Are you looking for a fun way to promote socialization and enjoy books? A book club is an opportunity for your workplace to provide a new way to build connections while learning something new. Each book comes with a facilitator guide to help you successfully implement your book club. Contact the Health Promotion team at 866-896-4602 or email DHP.health@deancare.com for a book's facilitator guide or more information. Dean Health Plan is not able to provide books.
A must read for everyone trying to excel in the world. The Happiness Advantage is not only focused on becoming happier at work, but how to reap the benefits of a happier and positive mindset. A book to help you achieve the extraordinary in work and life.
Real-world solutions to the problem of unpaid, invisible work that women have shouldered for too long. The result is Fair play: a time- and anxiety-saving system that offers couples a completely new way to divvy up domestic responsibilities.
From a New York Times best-selling author, psychotherapist, and national advice columnist, a hilarious, thought-provoking, and surprising new book that takes us behind the scenes of a therapist's world—where her patients are looking for answers (and so is she).
The author tackles the illusiveness of happiness and offers the reader an alternative to our constant effort to be happy that is making us miserable. He leads the reader into embracing the thought of embracing failure, pessimism, insecurity, and uncertainty as a way to feel alive and happier.

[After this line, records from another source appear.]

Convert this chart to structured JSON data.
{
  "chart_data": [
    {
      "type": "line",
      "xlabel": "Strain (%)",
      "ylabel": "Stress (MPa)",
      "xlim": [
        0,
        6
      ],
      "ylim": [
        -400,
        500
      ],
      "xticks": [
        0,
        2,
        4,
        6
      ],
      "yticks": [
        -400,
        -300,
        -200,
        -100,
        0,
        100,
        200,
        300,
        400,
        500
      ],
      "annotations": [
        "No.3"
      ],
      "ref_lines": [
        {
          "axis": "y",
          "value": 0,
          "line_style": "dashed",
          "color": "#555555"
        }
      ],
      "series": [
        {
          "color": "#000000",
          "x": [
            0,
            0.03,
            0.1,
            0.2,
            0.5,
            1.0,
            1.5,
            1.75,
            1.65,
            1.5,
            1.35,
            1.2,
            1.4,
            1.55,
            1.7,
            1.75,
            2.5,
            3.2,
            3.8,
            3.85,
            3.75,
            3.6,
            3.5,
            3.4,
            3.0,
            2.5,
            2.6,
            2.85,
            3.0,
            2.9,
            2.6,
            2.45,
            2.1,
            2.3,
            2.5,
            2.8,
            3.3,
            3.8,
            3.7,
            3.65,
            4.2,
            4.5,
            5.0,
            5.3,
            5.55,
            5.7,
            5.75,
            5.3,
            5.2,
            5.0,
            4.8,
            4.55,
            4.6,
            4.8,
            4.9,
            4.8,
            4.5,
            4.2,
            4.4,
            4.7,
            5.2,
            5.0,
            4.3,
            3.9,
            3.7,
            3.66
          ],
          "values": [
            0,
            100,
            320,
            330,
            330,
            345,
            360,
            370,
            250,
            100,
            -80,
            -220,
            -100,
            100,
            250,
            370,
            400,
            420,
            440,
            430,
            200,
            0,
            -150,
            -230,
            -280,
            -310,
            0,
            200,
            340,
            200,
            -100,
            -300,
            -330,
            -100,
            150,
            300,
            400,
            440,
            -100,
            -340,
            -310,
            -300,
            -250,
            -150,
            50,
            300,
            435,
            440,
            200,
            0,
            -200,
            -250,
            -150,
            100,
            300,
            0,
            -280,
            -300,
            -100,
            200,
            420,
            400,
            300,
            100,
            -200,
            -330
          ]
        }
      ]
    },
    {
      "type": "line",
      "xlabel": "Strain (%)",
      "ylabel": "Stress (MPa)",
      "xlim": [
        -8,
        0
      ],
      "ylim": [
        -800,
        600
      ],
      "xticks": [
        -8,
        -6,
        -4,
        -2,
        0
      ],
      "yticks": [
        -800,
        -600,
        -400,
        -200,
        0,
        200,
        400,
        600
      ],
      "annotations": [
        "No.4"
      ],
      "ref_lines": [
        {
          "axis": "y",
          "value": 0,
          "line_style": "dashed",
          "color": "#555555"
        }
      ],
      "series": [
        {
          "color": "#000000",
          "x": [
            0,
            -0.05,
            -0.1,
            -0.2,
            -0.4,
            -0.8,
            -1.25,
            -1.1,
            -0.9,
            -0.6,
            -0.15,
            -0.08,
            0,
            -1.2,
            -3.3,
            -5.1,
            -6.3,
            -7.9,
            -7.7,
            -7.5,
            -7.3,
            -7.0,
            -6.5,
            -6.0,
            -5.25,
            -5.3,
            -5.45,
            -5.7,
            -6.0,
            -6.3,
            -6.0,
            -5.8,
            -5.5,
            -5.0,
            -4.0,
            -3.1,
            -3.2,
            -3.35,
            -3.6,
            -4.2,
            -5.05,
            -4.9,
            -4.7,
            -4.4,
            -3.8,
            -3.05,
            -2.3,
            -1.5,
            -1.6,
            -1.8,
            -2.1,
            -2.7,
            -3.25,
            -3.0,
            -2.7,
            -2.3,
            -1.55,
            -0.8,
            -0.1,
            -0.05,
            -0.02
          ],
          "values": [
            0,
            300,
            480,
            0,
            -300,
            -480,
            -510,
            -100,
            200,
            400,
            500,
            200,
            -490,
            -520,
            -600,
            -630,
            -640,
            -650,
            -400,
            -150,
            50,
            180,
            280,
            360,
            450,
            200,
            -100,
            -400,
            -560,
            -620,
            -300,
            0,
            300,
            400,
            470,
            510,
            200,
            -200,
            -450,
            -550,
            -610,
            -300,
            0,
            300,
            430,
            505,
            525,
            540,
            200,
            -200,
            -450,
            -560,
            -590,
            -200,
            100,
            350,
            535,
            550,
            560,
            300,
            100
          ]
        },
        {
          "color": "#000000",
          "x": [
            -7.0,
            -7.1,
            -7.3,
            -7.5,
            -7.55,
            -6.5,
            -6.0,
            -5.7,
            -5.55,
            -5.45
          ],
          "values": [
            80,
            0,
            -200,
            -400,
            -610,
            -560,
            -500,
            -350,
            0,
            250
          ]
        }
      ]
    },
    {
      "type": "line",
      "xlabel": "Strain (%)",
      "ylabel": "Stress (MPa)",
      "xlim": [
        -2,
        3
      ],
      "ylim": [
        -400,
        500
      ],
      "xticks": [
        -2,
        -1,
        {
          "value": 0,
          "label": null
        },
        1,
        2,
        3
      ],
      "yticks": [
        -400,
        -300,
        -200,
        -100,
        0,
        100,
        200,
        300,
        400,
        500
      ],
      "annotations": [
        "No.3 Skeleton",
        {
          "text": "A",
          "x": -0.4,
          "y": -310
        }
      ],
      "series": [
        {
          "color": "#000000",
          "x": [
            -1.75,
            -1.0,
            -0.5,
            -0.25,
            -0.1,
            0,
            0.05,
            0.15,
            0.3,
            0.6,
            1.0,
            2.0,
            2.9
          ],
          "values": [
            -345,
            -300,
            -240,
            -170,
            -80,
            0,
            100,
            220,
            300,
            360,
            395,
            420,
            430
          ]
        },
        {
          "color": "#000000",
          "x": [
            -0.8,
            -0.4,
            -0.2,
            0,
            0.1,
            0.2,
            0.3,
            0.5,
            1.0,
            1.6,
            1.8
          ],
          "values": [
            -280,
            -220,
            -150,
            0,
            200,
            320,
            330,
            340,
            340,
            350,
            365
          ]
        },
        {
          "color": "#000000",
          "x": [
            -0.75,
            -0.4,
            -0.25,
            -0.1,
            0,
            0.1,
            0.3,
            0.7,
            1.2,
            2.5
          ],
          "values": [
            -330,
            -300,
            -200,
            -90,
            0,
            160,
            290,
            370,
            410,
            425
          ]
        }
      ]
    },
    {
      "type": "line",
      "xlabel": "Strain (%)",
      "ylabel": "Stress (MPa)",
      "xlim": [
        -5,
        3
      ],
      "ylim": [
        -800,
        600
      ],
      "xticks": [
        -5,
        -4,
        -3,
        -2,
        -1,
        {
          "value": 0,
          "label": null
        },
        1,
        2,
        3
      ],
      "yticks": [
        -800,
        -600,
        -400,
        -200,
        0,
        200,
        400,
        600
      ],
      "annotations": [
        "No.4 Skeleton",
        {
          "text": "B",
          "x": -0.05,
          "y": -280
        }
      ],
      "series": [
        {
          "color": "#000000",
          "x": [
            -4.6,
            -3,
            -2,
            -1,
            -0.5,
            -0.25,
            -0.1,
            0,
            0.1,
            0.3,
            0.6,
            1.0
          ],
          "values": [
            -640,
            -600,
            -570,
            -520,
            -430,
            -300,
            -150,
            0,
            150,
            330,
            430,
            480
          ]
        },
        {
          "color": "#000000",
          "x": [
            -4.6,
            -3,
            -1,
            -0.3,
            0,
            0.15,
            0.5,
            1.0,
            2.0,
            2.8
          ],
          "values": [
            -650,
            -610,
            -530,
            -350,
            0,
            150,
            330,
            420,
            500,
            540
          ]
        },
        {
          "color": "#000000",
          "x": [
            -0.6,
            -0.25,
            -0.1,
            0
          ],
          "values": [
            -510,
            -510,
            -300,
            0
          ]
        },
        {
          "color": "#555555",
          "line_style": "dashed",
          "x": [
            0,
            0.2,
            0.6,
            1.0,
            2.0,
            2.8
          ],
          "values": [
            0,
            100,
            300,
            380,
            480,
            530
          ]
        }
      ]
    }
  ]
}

Daniel Kahneman won the Nobel prize for “having integrated insights from psychological research into economic science, especially concerning human judgement and decision-making under uncertainty. Thinking, Fast and Slow informs the reader how the two systems in the brain fight over who is in charge, where you can and cannot trust your gut feeling and how to act more mindfully to make better decisions.
In 2004, ABC news Correspondent Dan Harris experienced a panic attack on air in front of an audience of five million viewers. Rather than shying away from his experience, he gives the reader a no-nonsense look at the science behind a mindfulness practice and why setting his ego aside is important for living a stress-free life.
How do you measure success? If Thriving is not part of your metrics, consider reading this book. The author sheds light on the four key elements of thriving - wellbeing, wisdom, wonder, and giving as a key ingredient to success.
Described as a "hip self-transformation book," Adding more ~ing to your life shows you how to make happiness a way of life by accessing your inner guide. The offer outlines a 30 day ~ing equation to release negativity and choose happiness.
If you could send a letter back in time to your younger self, what would you say? This collection of 41 famous women do just that. Inspiring and filled with hope, their words can be a roadmap to new opportunities and discoveries for the reader.
49% of women are not partnered. There is still a societal stigma that a woman alone is flawed in some way, and many women experience shame and guilt as they buy in to this notion. The author invites women to “reimagine their aloneness” and discover the pleasure of solitude by living an authentic life with a newfound sense of self-confidence.
Book for all races that guides you through subjects from intersectionality and affirmative action. This books provides honest conversations about race and racism, and how they infect almost all aspects of American life.
New York Times best seller. This book is a challenge to women to stop talking themselves out of their dreams, and identifies the excuses we should let go of.
This book exposes the lies and misconceptions that hold us back from living joyfully and productively. Rachel gives us strategies to help us move past the misconceptions.
Most grief books are written more for the recovery and the "now what?" part of Grief. The author writes about the messy part of the initial loss, and the unspoken truths of loss, love and healing. The author debunks the culturally prescribed goal of returning to "normal" and offers an option for a middle ground where we walk along beside grief rather than working to overcome it.
Overwhelmed is a well-researched book that investigates why life is so busy and why we live and work the way we do. The author takes a candid look at the misguided beliefs and the stressors that make leisure feel unattainable and offers a prescription for change.
This is a book for everyone who is ready to choose courage over comfort, make a difference and lead. When we dare to lead, we don't pretend to have the right answers; we stay curious and ask the right questions.
In this book Brown, explains how vulnerability is both the core of difficult emotions like fear, grief, and disappointment, and the birthplace of love, belonging, joy empathy, innovation and creativity. This book is about putting ourselves out there to take risk of getting criticized or feeling hurt. But when we stop back and examine our lives we find that nothing in as uncomfortable as standing on the outside of our lives and wondering what would it be like to be courageous and step into vulnerability or difficult conversations.
New Jim Crow argues that we have not ended racial caste in America: we have simply redesigned it. Alexander shows that, by targeting black men and decimating communities of color, the U.S. criminal justice system functions as a contemporary system of racial control, even as it formally adheres to the principle of color blindness. The New Jim Crow challenges the civil rights community--and all of us--to place mass incarceration at the forefront of a new movement for racial justice in America.
This book helps explain what happens to a children's brain when exposed to extreme stress and trauma. When we understand the brain we can learn the power of love and nurturing to help heal the child's wounds.